The trap: if you write async def but then call blocking code inside it, you block the entire event loop. Every other concurrent request stalls until your blocking call finishes. If you’re unsure, use def — it’s the safer default.
Config with Pydantic Settings
# core/config.py
from functools import lru_cache
from pydantic_settings import BaseSettings, SettingsConfigDict
class Settings(BaseSettings):
database_url: str
cors_origins: list[str] = ["http://localhost:3000"]
secret_key: str
debug: bool = False
model_config = SettingsConfigDict(
env_file=".env",
env_file_encoding="utf-8",
)
@lru_cache
def get_settings() -> Settings:
return Settings()
settings = get_settings()
The @lru_cache decorator ensures the .env file is read exactly once. Every subsequent call returns the cached Settings instance. Environment variables take priority over .env values, so the same code works in development (where you have a .env file) and production (where you set env vars through your deployment platform).

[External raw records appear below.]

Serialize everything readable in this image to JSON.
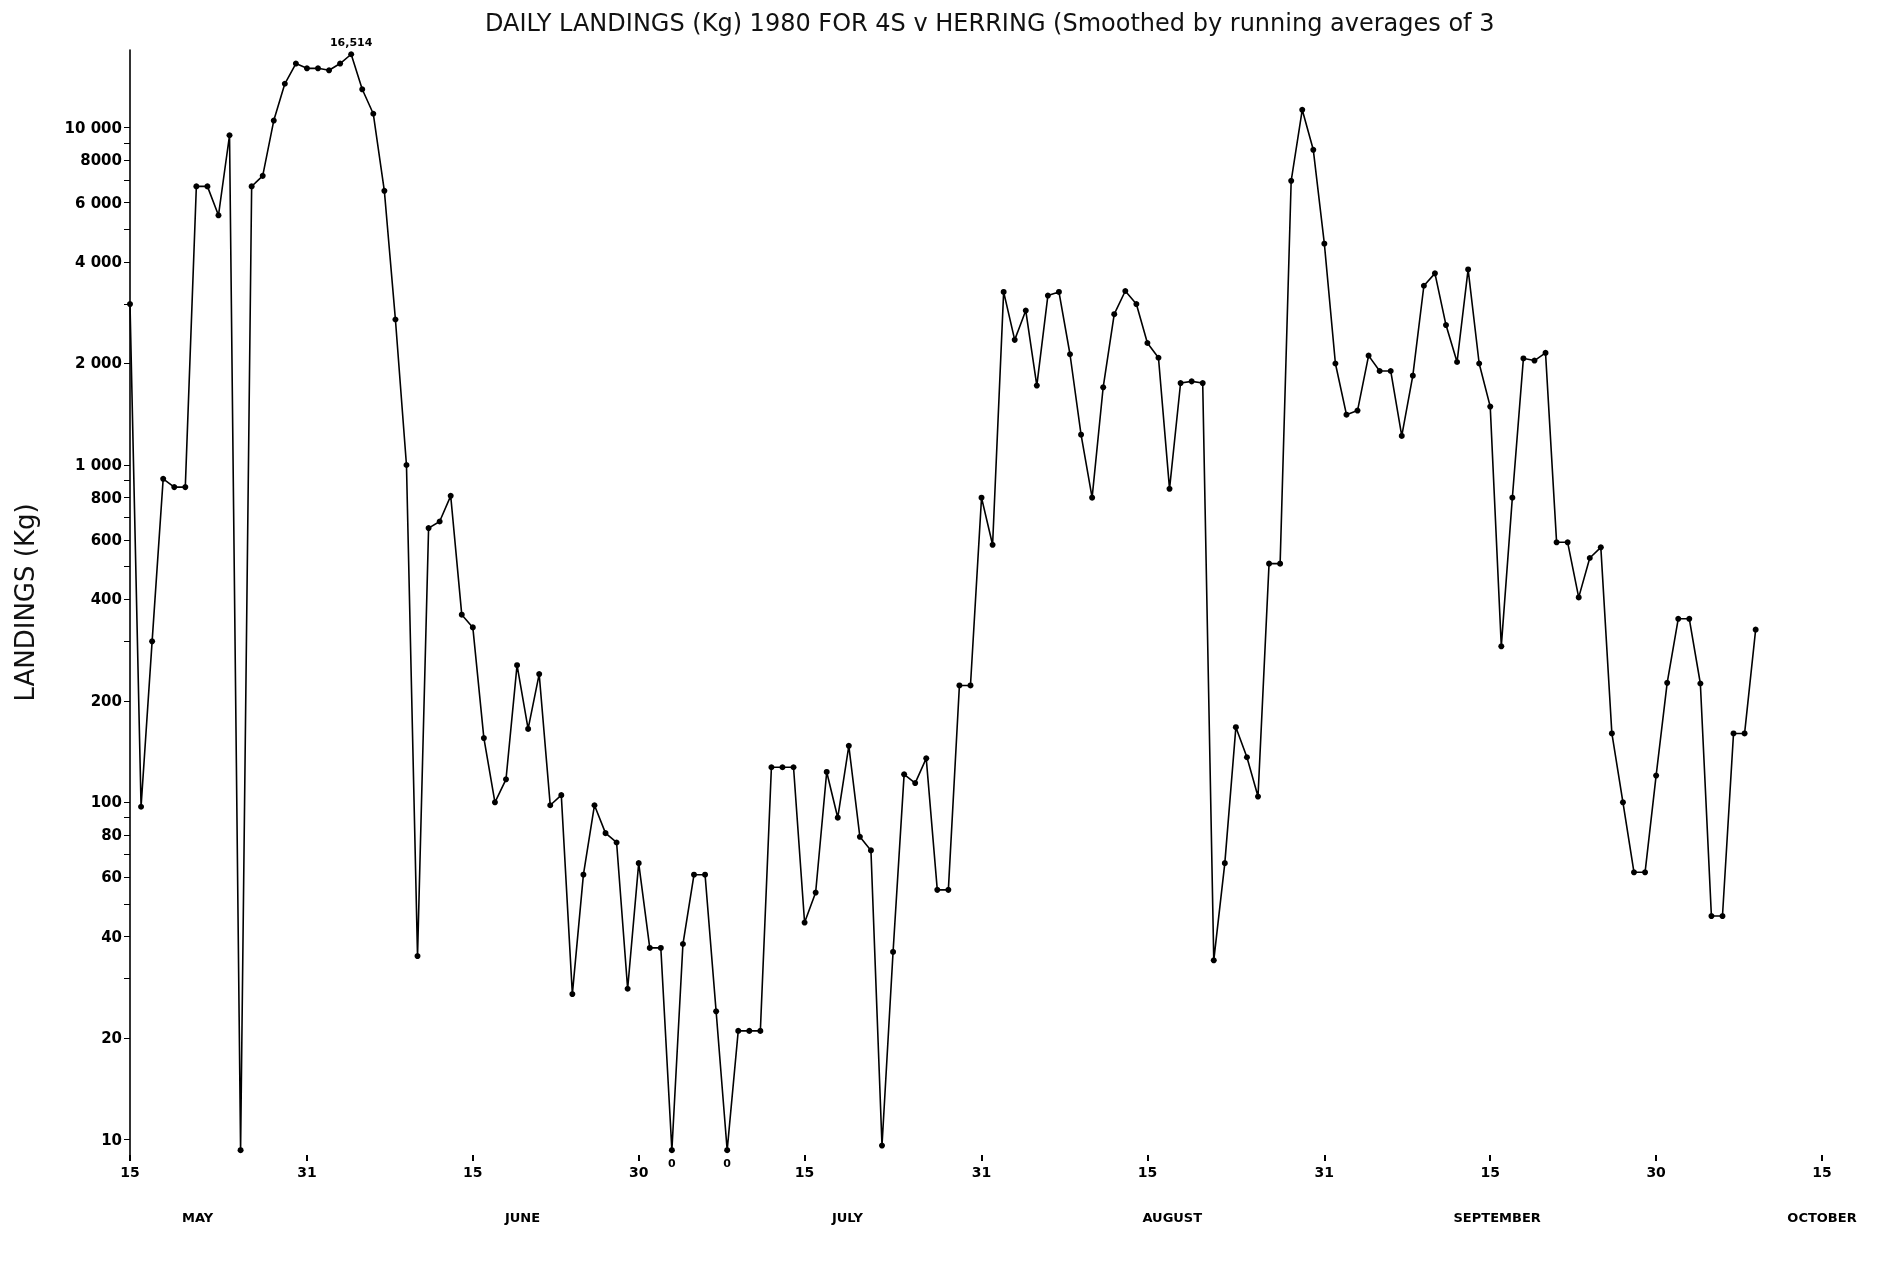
{
  "chart_data": {
    "type": "line",
    "title": "DAILY LANDINGS (Kg) 1980 FOR 4S v HERRING (Smoothed by running averages of 3",
    "ylabel": "LANDINGS (Kg)",
    "x": [
      "1980-05-15",
      "1980-05-16",
      "1980-05-17",
      "1980-05-18",
      "1980-05-19",
      "1980-05-20",
      "1980-05-21",
      "1980-05-22",
      "1980-05-23",
      "1980-05-24",
      "1980-05-25",
      "1980-05-26",
      "1980-05-27",
      "1980-05-28",
      "1980-05-29",
      "1980-05-30",
      "1980-05-31",
      "1980-06-01",
      "1980-06-02",
      "1980-06-03",
      "1980-06-04",
      "1980-06-05",
      "1980-06-06",
      "1980-06-07",
      "1980-06-08",
      "1980-06-09",
      "1980-06-10",
      "1980-06-11",
      "1980-06-12",
      "1980-06-13",
      "1980-06-14",
      "1980-06-15",
      "1980-06-16",
      "1980-06-17",
      "1980-06-18",
      "1980-06-19",
      "1980-06-20",
      "1980-06-21",
      "1980-06-22",
      "1980-06-23",
      "1980-06-24",
      "1980-06-25",
      "1980-06-26",
      "1980-06-27",
      "1980-06-28",
      "1980-06-29",
      "1980-06-30",
      "1980-07-01",
      "1980-07-02",
      "1980-07-03",
      "1980-07-04",
      "1980-07-05",
      "1980-07-06",
      "1980-07-07",
      "1980-07-08",
      "1980-07-09",
      "1980-07-10",
      "1980-07-11",
      "1980-07-12",
      "1980-07-13",
      "1980-07-14",
      "1980-07-15",
      "1980-07-16",
      "1980-07-17",
      "1980-07-18",
      "1980-07-19",
      "1980-07-20",
      "1980-07-21",
      "1980-07-22",
      "1980-07-23",
      "1980-07-24",
      "1980-07-25",
      "1980-07-26",
      "1980-07-27",
      "1980-07-28",
      "1980-07-29",
      "1980-07-30",
      "1980-07-31",
      "1980-08-01",
      "1980-08-02",
      "1980-08-03",
      "1980-08-04",
      "1980-08-05",
      "1980-08-06",
      "1980-08-07",
      "1980-08-08",
      "1980-08-09",
      "1980-08-10",
      "1980-08-11",
      "1980-08-12",
      "1980-08-13",
      "1980-08-14",
      "1980-08-15",
      "1980-08-16",
      "1980-08-17",
      "1980-08-18",
      "1980-08-19",
      "1980-08-20",
      "1980-08-21",
      "1980-08-22",
      "1980-08-23",
      "1980-08-24",
      "1980-08-25",
      "1980-08-26",
      "1980-08-27",
      "1980-08-28",
      "1980-08-29",
      "1980-08-30",
      "1980-08-31",
      "1980-09-01",
      "1980-09-02",
      "1980-09-03",
      "1980-09-04",
      "1980-09-05",
      "1980-09-06",
      "1980-09-07",
      "1980-09-08",
      "1980-09-09",
      "1980-09-10",
      "1980-09-11",
      "1980-09-12",
      "1980-09-13",
      "1980-09-14",
      "1980-09-15",
      "1980-09-16",
      "1980-09-17",
      "1980-09-18",
      "1980-09-19",
      "1980-09-20",
      "1980-09-21",
      "1980-09-22",
      "1980-09-23",
      "1980-09-24",
      "1980-09-25",
      "1980-09-26",
      "1980-09-27",
      "1980-09-28",
      "1980-09-29",
      "1980-09-30",
      "1980-10-01",
      "1980-10-02",
      "1980-10-03",
      "1980-10-04",
      "1980-10-05",
      "1980-10-06",
      "1980-10-07",
      "1980-10-08",
      "1980-10-09"
    ],
    "series": [
      {
        "color": "#000000",
        "values": [
          3000,
          97,
          300,
          910,
          860,
          860,
          6700,
          6700,
          5500,
          9500,
          9.3,
          6700,
          7200,
          10500,
          13500,
          15500,
          15000,
          15000,
          14800,
          15500,
          16514,
          13000,
          11000,
          6500,
          2700,
          1000,
          35,
          650,
          680,
          810,
          360,
          330,
          155,
          100,
          117,
          255,
          165,
          240,
          98,
          105,
          27,
          61,
          98,
          81,
          76,
          28,
          66,
          37,
          37,
          9.3,
          38,
          61,
          61,
          24,
          9.3,
          21,
          21,
          21,
          127,
          127,
          127,
          44,
          54,
          123,
          90,
          147,
          79,
          72,
          9.6,
          36,
          121,
          114,
          135,
          55,
          55,
          222,
          222,
          800,
          580,
          3260,
          2350,
          2870,
          1720,
          3180,
          3260,
          2130,
          1230,
          800,
          1700,
          2800,
          3280,
          3000,
          2300,
          2080,
          850,
          1750,
          1770,
          1750,
          34,
          66,
          167,
          136,
          104,
          510,
          510,
          6960,
          11300,
          8600,
          4530,
          2000,
          1410,
          1450,
          2110,
          1900,
          1900,
          1220,
          1840,
          3400,
          3700,
          2600,
          2020,
          3800,
          2000,
          1490,
          290,
          800,
          2070,
          2040,
          2150,
          590,
          590,
          405,
          530,
          570,
          160,
          100,
          62,
          62,
          120,
          226,
          350,
          350,
          225,
          46,
          46,
          160,
          160,
          325
        ]
      }
    ],
    "log": "y",
    "xlim": [
      "1980-05-15",
      "1980-10-15"
    ],
    "xticks": [
      {
        "value": "1980-05-15",
        "label": "15"
      },
      {
        "value": "1980-05-31",
        "label": "31"
      },
      {
        "value": "1980-06-15",
        "label": "15"
      },
      {
        "value": "1980-06-30",
        "label": "30"
      },
      {
        "value": "1980-07-15",
        "label": "15"
      },
      {
        "value": "1980-07-31",
        "label": "31"
      },
      {
        "value": "1980-08-15",
        "label": "15"
      },
      {
        "value": "1980-08-31",
        "label": "31"
      },
      {
        "value": "1980-09-15",
        "label": "15"
      },
      {
        "value": "1980-09-30",
        "label": "30"
      },
      {
        "value": "1980-10-15",
        "label": "15"
      }
    ],
    "ylim": [
      9,
      17000
    ],
    "yticks": [
      10,
      20,
      {
        "value": 30,
        "label": null
      },
      40,
      {
        "value": 50,
        "label": null
      },
      60,
      {
        "value": 70,
        "label": null
      },
      80,
      {
        "value": 90,
        "label": null
      },
      100,
      200,
      {
        "value": 300,
        "label": null
      },
      400,
      {
        "value": 500,
        "label": null
      },
      600,
      {
        "value": 700,
        "label": null
      },
      800,
      {
        "value": 900,
        "label": null
      },
      {
        "value": 1000,
        "label": "1 000"
      },
      {
        "value": 2000,
        "label": "2 000"
      },
      {
        "value": 3000,
        "label": null
      },
      {
        "value": 4000,
        "label": "4 000"
      },
      {
        "value": 5000,
        "label": null
      },
      {
        "value": 6000,
        "label": "6 000"
      },
      {
        "value": 7000,
        "label": null
      },
      8000,
      {
        "value": 9000,
        "label": null
      },
      {
        "value": 10000,
        "label": "10 000"
      }
    ],
    "annotations": [
      {
        "text": "16,514",
        "x": "1980-06-04",
        "y": 16514
      },
      {
        "text": "0",
        "x": "1980-07-03",
        "y": 9.3
      },
      {
        "text": "0",
        "x": "1980-07-08",
        "y": 9.3
      },
      "MAY",
      "JUNE",
      "JULY",
      "AUGUST",
      "SEPTEMBER",
      "OCTOBER"
    ],
    "grid": false,
    "marker": "circle",
    "line_style": "solid"
  }
}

Best Practices (Regardless of Pattern)
A few things that apply no matter which structure you pick.
Test Everything
If you don’t have tests, your codebase is not evolvable. You change one thing, and something else breaks three layers away. Without tests, you don’t know about it until a user reports it.
tests/
├── conftest.py # Shared fixtures
├── unit/
│ ├── test_user_service.py
│ └── test_order_service.py
├── integration/
│ ├── test_user_api.py
│ └── test_database.py
└── e2e/
└── test_full_flow.py
Separate unit tests, integration tests, and end-to-end tests. Unit tests are fast and test a single function or class in isolation. Integration tests verify that components work together (e.g., your service actually talks to the database correctly). E2E tests validate the full flow from request to response.
Use conftest.py for shared fixtures. Keep your test structure roughly mirroring your source structure. And configure pytest properly in your pyproject.toml:
[tool.pytest.ini_options]
addopts = ["--import-mode=importlib"]
testpaths = ["tests"]
Put Config Where Config Belongs
Configuration lives in .env files for local development and in environment variables for production. It does not live hardcoded in your application code. When you need a database URL, an API key, or a feature flag — read it from config, not from a string literal in service.py.
This is the separation of concerns again. Your code describes what to do. Your config describes how to connect to the outside world. Mixing them makes your application rigid and painful to deploy.
Keep init.py Files Lean
Every Python package directory needs an __init__.py file (or at least, it’s strongly recommended). But keep them empty or close to empty. At most, use them to define the public API of a package:
# users/__init__.py
from .service import UserService
from .schemas import UserCreate, UserResponse
Don’t put logic in there. Don’t put database connections in there. It runs on every import, so anything expensive will slow your entire application down.
Wrapping Up
Python’s lack of opinion about project structure can feel overwhelming, especially when you’re starting out. But it’s also the reason Python is so versatile — the same language works for web apps, data pipelines, CLI tools, and machine learning.
The two patterns I’ve laid out here — horizontal and vertical slicing — cover the vast majority of real-world Python projects. Pick one, be consistent, and adapt when the project tells you to. Architecture isn’t about getting it right from the start. It’s about making decisions you can evolve later.